Boston, May 26, 2026 – Home Depot, the world’s largest home improvement retailer, sells many products that adversely impact the environment, from pesticides containing glyphosate to pots and pans treated with PFAS (aka “forever chemicals” because they resist breaking down in the environment). At the company’s annual meeting, Home Depot shareholders asked for a full accounting of those impacts. A shareholder proposal co-filed by Green Century Capital Management (“Green Century”) and led by Domini Impact Investments was supported by 14.3% of voting shareholders, representing $33 billion of company ownership.

“Home Depot sells products with ingredients that are suspected of harming the environment and human health,” said Leslie Samuelrich, president of Green Century. “Every one of those products represents a financial risk. Home Depot should do more to track and disclose to its shareholders how it impacts nature.”

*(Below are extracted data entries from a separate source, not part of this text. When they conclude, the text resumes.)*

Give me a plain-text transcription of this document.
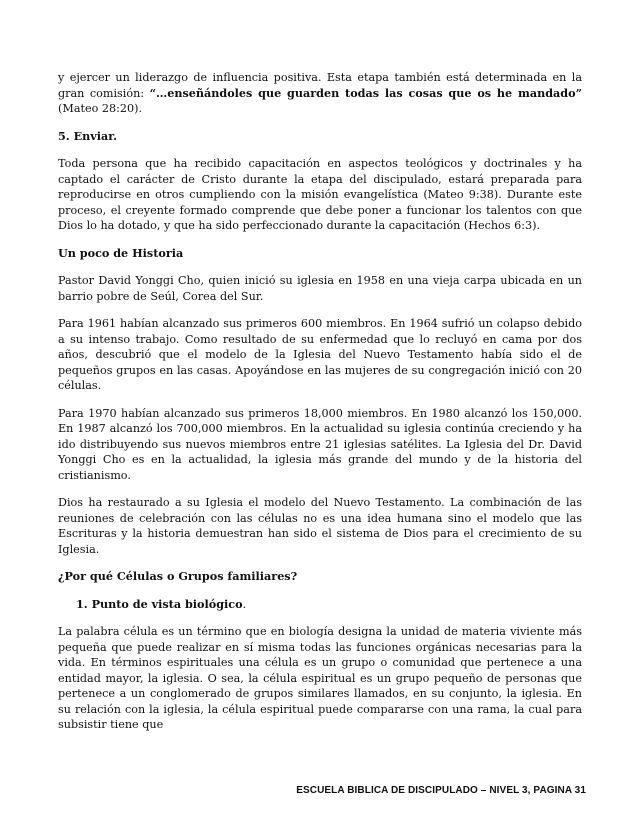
y ejercer un liderazgo de influencia positiva. Esta etapa también está determinada en la gran comisión: “…enseñándoles que guarden todas las cosas que os he mandado” (Mateo 28:20).

5. Enviar.

Toda persona que ha recibido capacitación en aspectos teológicos y doctrinales y ha captado el carácter de Cristo durante la etapa del discipulado, estará preparada para reproducirse en otros cumpliendo con la misión evangelística (Mateo 9:38). Durante este proceso, el creyente formado comprende que debe poner a funcionar los talentos con que Dios lo ha dotado, y que ha sido perfeccionado durante la capacitación (Hechos 6:3).

Un poco de Historia

Pastor David Yonggi Cho, quien inició su iglesia en 1958 en una vieja carpa ubicada en un barrio pobre de Seúl, Corea del Sur.

Para 1961 habían alcanzado sus primeros 600 miembros. En 1964 sufrió un colapso debido a su intenso trabajo. Como resultado de su enfermedad que lo recluyó en cama por dos años, descubrió que el modelo de la Iglesia del Nuevo Testamento había sido el de pequeños grupos en las casas. Apoyándose en las mujeres de su congregación inició con 20 células.

Para 1970 habían alcanzado sus primeros 18,000 miembros. En 1980 alcanzó los 150,000. En 1987 alcanzó los 700,000 miembros. En la actualidad su iglesia continúa creciendo y ha ido distribuyendo sus nuevos miembros entre 21 iglesias satélites. La Iglesia del Dr. David Yonggi Cho es en la actualidad, la iglesia más grande del mundo y de la historia del cristianismo.

Dios ha restaurado a su Iglesia el modelo del Nuevo Testamento. La combinación de las reuniones de celebración con las células no es una idea humana sino el modelo que las Escrituras y la historia demuestran han sido el sistema de Dios para el crecimiento de su Iglesia.

¿Por qué Células o Grupos familiares?
1. Punto de vista biológico.

La palabra célula es un término que en biología designa la unidad de materia viviente más pequeña que puede realizar en sí misma todas las funciones orgánicas necesarias para la vida. En términos espirituales una célula es un grupo o comunidad que pertenece a una entidad mayor, la iglesia. O sea, la célula espiritual es un grupo pequeño de personas que pertenece a un conglomerado de grupos similares llamados, en su conjunto, la iglesia. En su relación con la iglesia, la célula espiritual puede compararse con una rama, la cual para subsistir tiene que

ESCUELA BIBLICA DE DISCIPULADO – NIVEL 3, PAGINA 31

Home Depot relies on nature for the products it sells

Home Depot relies on natural resources to provide some of its most important product lines, such as timber and live plants. Green Century’s shareholder proposal asked the company to account for these nature dependencies as well as the company’s impacts on the environment.

For example, the Canadian boreal forests—the source of approximately 17% of Home Depot’s timber—has experienced significant degradation due to the combined pressures of climate change and decades of industrial logging. Green Century’s proposal asked the company to assess and disclose the ways in which the company relies on the natural world for its products and operations.

“Home Depot helps their customers keep their homes in good repair,” said Andrew Shalit, shareholder advocate at Green Century. “The company should extend the same care to our shared home, the Earth we all rely on.”

Increased awareness of the need to track nature impacts

Companies and financial regulators around the world are increasingly aware of the ways in which our economy relies on the environment and well-functioning natural systems. In 2024, a group of central banks from around the world published a framework for assessing nature-related risks to the global economy. More than 700 organizations have committed to using the Taskforce for Nature-related Financial Disclosure’s guidelines to provide a comprehensive accounting of how they both depend on and impact nature. The shareholder proposal filed by Green Century asked Home Depot to publish a similar disclosure.